Agora o mundo já não é mais o mesmo.

Deu-me um súbito ataque de saudades dos tempos em que a minha mãe, com a calma que sempre teve quando era mais nova, a passar-me a mão pelos cabelos enquanto dizia: Calma Mariana, isso passa, dorme um bocadinho... isso vai passar.
Hoje estas palavras parecem ter sido ditas por alguém que não é meu, alguém distante. Parecem nunca ter existo e terem ganho forma dentro de mim. Contudo, na ingenuidade e serenidade dos meus 7 e 8 anos, eram as palavras mais sábias que podia ouvir e, verdade seja dita que, quando dormia, tudo por magia passava: se me doesse a barriga, passava; se me doesse a cabeça, passava; se me doesse a perna, pelo aquele trambolhão que mandei, quando ia a correr para ir buscar a bola, passava. Era tudo mágico. Achava sempre que a minha mãe tinha poderes.

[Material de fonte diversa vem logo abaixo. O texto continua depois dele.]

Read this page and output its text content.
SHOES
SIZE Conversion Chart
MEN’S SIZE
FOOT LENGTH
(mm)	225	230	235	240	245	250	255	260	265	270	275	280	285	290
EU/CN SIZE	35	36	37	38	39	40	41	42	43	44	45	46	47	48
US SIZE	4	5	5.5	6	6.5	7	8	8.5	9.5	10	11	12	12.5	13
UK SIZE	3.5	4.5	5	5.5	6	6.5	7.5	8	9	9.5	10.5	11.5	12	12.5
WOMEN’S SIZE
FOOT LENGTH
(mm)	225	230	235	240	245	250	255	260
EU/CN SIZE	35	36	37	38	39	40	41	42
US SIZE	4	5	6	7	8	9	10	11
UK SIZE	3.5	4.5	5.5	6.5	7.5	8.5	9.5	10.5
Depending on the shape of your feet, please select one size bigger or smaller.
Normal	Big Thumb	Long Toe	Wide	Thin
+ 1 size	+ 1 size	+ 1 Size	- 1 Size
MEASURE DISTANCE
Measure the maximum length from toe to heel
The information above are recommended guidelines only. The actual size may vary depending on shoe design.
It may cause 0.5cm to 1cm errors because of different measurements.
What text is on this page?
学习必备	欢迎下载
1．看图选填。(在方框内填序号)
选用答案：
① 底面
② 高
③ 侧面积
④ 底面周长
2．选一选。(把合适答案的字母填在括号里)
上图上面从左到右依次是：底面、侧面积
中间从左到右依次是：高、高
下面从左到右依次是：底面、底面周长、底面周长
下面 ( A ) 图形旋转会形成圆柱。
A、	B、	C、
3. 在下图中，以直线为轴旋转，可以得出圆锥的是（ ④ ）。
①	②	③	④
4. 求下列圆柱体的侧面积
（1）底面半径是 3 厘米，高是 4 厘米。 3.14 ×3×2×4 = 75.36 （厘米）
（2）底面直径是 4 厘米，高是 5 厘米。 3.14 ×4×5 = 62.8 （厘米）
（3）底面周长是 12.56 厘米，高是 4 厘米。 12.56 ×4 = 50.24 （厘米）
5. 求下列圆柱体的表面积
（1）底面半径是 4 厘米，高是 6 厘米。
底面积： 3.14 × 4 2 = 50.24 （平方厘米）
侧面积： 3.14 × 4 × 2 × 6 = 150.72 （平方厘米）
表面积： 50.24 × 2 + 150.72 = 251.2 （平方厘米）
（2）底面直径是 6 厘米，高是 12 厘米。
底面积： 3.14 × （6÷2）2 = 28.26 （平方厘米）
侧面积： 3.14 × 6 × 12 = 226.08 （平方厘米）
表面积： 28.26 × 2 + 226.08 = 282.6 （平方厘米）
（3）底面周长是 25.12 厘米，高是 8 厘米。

Era bruxa, mas daquelas boas, que salvam os meninos das crueldades do mundo.
O mundo, nessa altura, é tão preciso e tão nosso que nunca o pomos em causa. O nosso mundo é as bonecas e saber o seu estado de saúde, saber se as barbies tiveram uma noite descansada, ou saber se o nenuco arrotou depois de lhe dar o biberão. Saber que os meus melhores amigos estavam bem. O resto era tudo sem importância, um mundo paralelo ao meu, mas muito distante. Talvez por isso a minha mãe tivesse sempre razão. Talvez por isso, nessa altura, tivesse toda a paz do mundo, energia para dar e vender.
Agora o mundo já não é mais o mesmo. A minha mãe deixou de ser a bruxa boa dos meus filmes. A minha serenidade deixou de ser. As minhas barbies foram de lua-de-mel definitiva, felizes com os seus maridos, enquanto os meus nenucos foram para a escola e são muito bons alunos. As minhas bonecas porém não sobreviveram e morreram em cinzas, na casa dos meus avós. O caixão delas foi o mais bonito que encontrei: um baú, daqueles secretos, cheio de pó.

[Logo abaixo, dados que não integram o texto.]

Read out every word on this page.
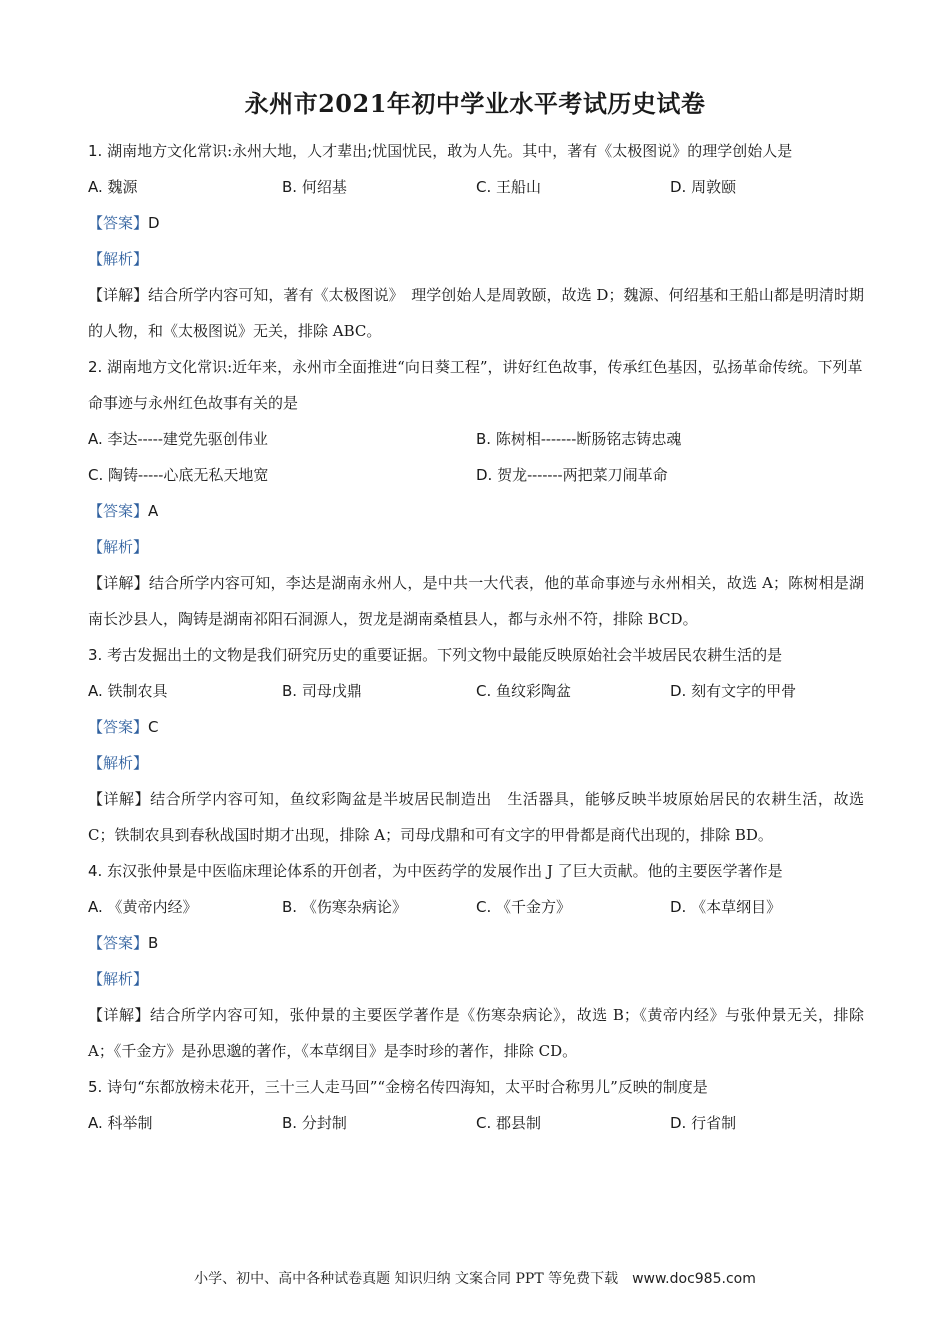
永州市2021年初中学业水平考试历史试卷
1. 湖南地方文化常识:永州大地，人才辈出;忧国忧民，敢为人先。其中，著有《太极图说》的理学创始人是
A. 魏源	B. 何绍基	C. 王船山	D. 周敦颐
【答案】D
【解析】
【详解】结合所学内容可知，著有《太极图说》　理学创始人是周敦颐，故选 D；魏源、何绍基和王船山都是明清时期的人物，和《太极图说》无关，排除 ABC。
2. 湖南地方文化常识:近年来，永州市全面推进“向日葵工程”，讲好红色故事，传承红色基因，弘扬革命传统。下列革命事迹与永州红色故事有关的是
A. 李达-----建党先驱创伟业	B. 陈树相-------断肠铭志铸忠魂
C. 陶铸-----心底无私天地宽	D. 贺龙-------两把菜刀闹革命
【答案】A
【解析】
【详解】结合所学内容可知，李达是湖南永州人，是中共一大代表，他的革命事迹与永州相关，故选 A；陈树相是湖南长沙县人，陶铸是湖南祁阳石洞源人，贺龙是湖南桑植县人，都与永州不符，排除 BCD。
3. 考古发掘出土的文物是我们研究历史的重要证据。下列文物中最能反映原始社会半坡居民农耕生活的是
A. 铁制农具	B. 司母戊鼎	C. 鱼纹彩陶盆	D. 刻有文字的甲骨
【答案】C
【解析】
【详解】结合所学内容可知，鱼纹彩陶盆是半坡居民制造出　生活器具，能够反映半坡原始居民的农耕生活，故选 C；铁制农具到春秋战国时期才出现，排除 A；司母戊鼎和可有文字的甲骨都是商代出现的，排除 BD。
4. 东汉张仲景是中医临床理论体系的开创者，为中医药学的发展作出 J 了巨大贡献。他的主要医学著作是
A. 《黄帝内经》	B. 《伤寒杂病论》	C. 《千金方》	D. 《本草纲目》
【答案】B
【解析】
【详解】结合所学内容可知，张仲景的主要医学著作是《伤寒杂病论》，故选 B；《黄帝内经》与张仲景无关，排除 A；《千金方》是孙思邈的著作，《本草纲目》是李时珍的著作，排除 CD。
5. 诗句“东都放榜未花开，三十三人走马回”“金榜名传四海知，太平时合称男儿”反映的制度是
A. 科举制	B. 分封制	C. 郡县制	D. 行省制
小学、初中、高中各种试卷真题 知识归纳 文案合同 PPT 等免费下载 www.doc985.com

Agora o mundo já não é mais o mesmo. Passou a ser uma complexidade de coisas, uma corda sem fim de responsabilidade (oh, que saudades dos dias em branco, subtis, abstractos). Hoje, o meu mundo é o calendário que tenho pregado na parede, com os testes, as férias, com os exames que tanto matam os meus nervos.

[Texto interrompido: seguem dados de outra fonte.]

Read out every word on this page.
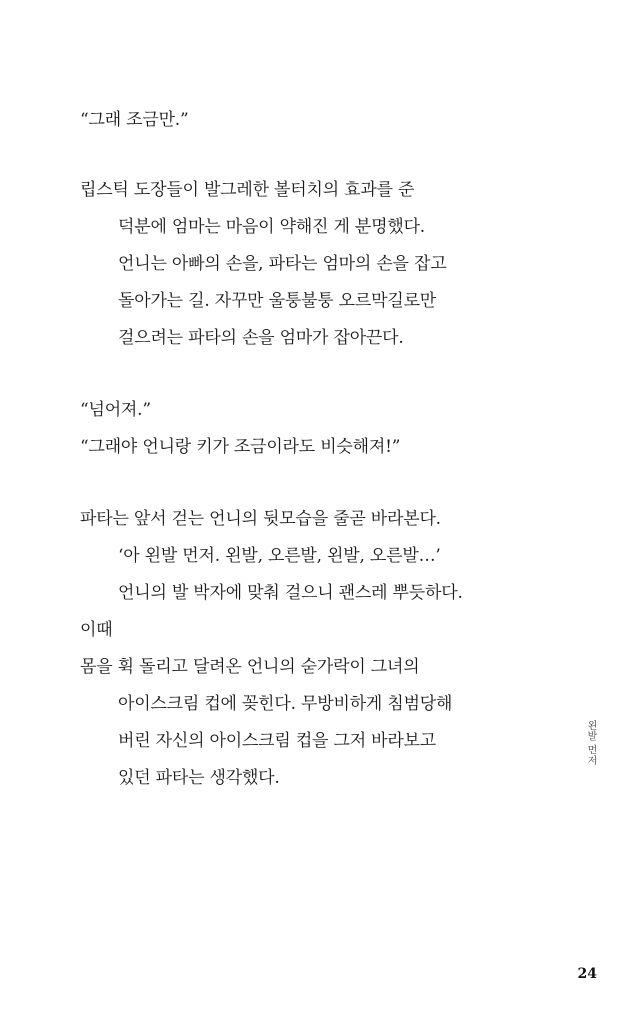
“그래 조금만.”
립스틱 도장들이 발그레한 볼터치의 효과를 준
덕분에 엄마는 마음이 약해진 게 분명했다.
언니는 아빠의 손을, 파타는 엄마의 손을 잡고
돌아가는 길. 자꾸만 울퉁불퉁 오르막길로만
걸으려는 파타의 손을 엄마가 잡아끈다.
“넘어져.”
“그래야 언니랑 키가 조금이라도 비슷해져!”
파타는 앞서 걷는 언니의 뒷모습을 줄곧 바라본다.
‘아 왼발 먼저. 왼발, 오른발, 왼발, 오른발…’
언니의 발 박자에 맞춰 걸으니 괜스레 뿌듯하다.
이때
몸을 휙 돌리고 달려온 언니의 숟가락이 그녀의
아이스크림 컵에 꽂힌다. 무방비하게 침범당해
버린 자신의 아이스크림 컵을 그저 바라보고
있던 파타는 생각했다.
왼발 먼저
24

A minha paz e serenidade, apesar de nunca ver o seu estado de saúde, acabaram por falecer, longe, longe de mim. Ninguém sabe onde foram parar. Agora já não as tenho mais. Contudo, vivo bem os meus dias. Entre os tropeções entre as notas 10 e 20, e as faltas por justificar que já passaram do prazo, entre as horas de almoço que parecem sempre uma réstia de tempo, entre os intervalos que mal dá para contar o fim-de-semana ou aquele resumo do filme magnifico que vimos.
Agora o mundo já não é mais o mesmo, e as palavras da minha mãe vivem abafadas, entre o pouco tempo que tenho para dormir, entre o pouco tempo que estou com ela. Entre as dores que não tenho tempo nem paciência para ter. Agora já nada passa com o sono. O sono é que passa entre o tempo, sem que eu dê por ele.
Agora o mundo já não é mais o mesmo e, daqui por uns anos, será o oposto de tudo isto. É a lei natural da vida: o nosso mundo nunca mais volta a ser o mesmo. As nossas mães perdem o que dizem, entre o tempo que por elas passou e roubou as frases consoladoras e imaginativas. Nós próprios perdemos a capacidade de acreditar nelas, quando o dizem.
Agora o mundo já não é mais o mesmo.